Now, both the bondholders and the world anxiously await Argentina’s next move.  It is unlikely that Argentina will pay the full amount owed.  Doing so would likely cause the debt holders who accepted Argentina’s prior restructuring plans to demand full payment of their claims, which could top $15 billion, causing the country to default again.  Similarly, a refusal to make any payments – under the current court order in place — would effectively prevent Argentina from making current debt service payments to holders of performing bonds for which there has not been any default.  A resulting default to current bondholders would be extremely damaging to Argentina and likely hinder future foreign investment  and severely damage creditors’ and banks’ trust in the country.  Most likely, Argentina will have to negotiate payments to plaintiffs, either for less than the full amount owed or structured over time.

On Tuesday, July 22, the U.S. District Court ordered the parties to meet with a special mediator in an attempt to reach an agreement before the July 30 debt service payment deadline for the next regularly scheduled payment under the performing restructured bonds.  The court has refused to grant Argentina’s request for a stay in the dispute until 2015, when the rights upon future offerings (“RUFO”) clause in the exchange bonds expire, which allows the debt holders who accepted Argentina’s prior restructuring plans to demand the same payment terms Argentina reaches with the holdout debt holders.

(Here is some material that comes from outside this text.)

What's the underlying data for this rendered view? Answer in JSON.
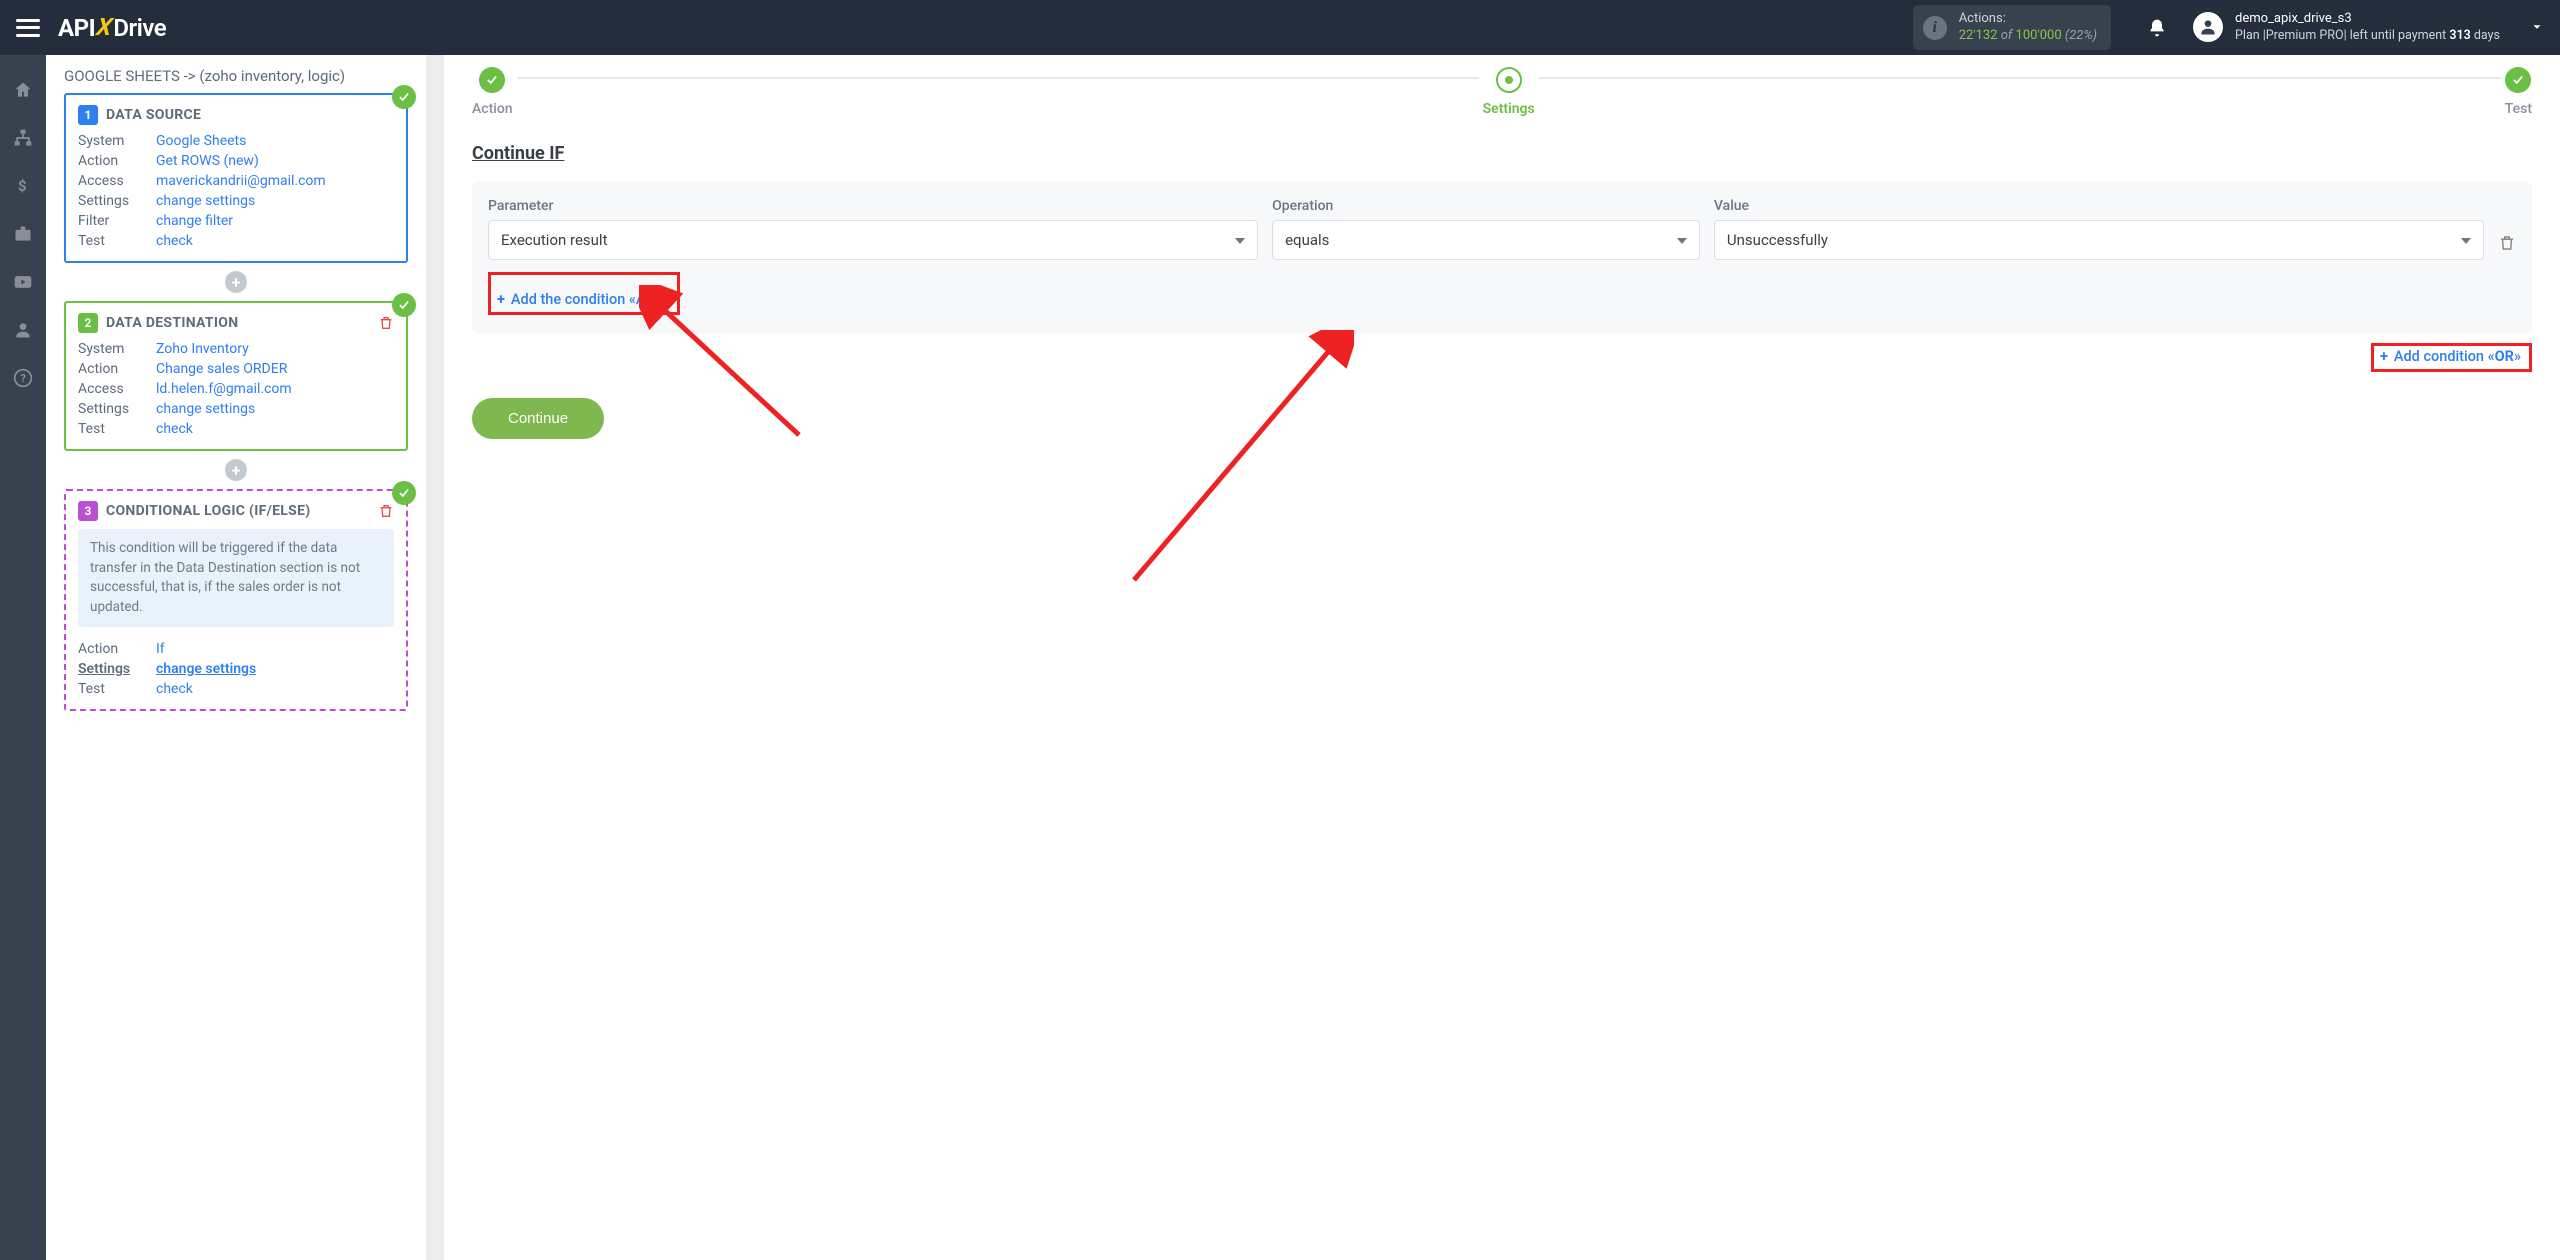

This decision changes the rules on sovereign debt restructuring in 3 important ways.  First, it confirms the enforceability of sovereign debt.  The court’s ruling makes clear that sovereign debtors cannot be excused from the terms of their original contractual obligations.  Second, debt restructuring may become more difficult for sovereign nations in financial distress by limiting sovereigns’ ability to restructure debt over the objections of non-consenting bondholders and decreasing investors’ incentive to accept reduced and restructured payments.  Third, by granting the holdout bondholders the power to subpoena information from banks concerning a sovereign’s assets, the court’s ruling brings transparency to government transactions that may have previously been hidden.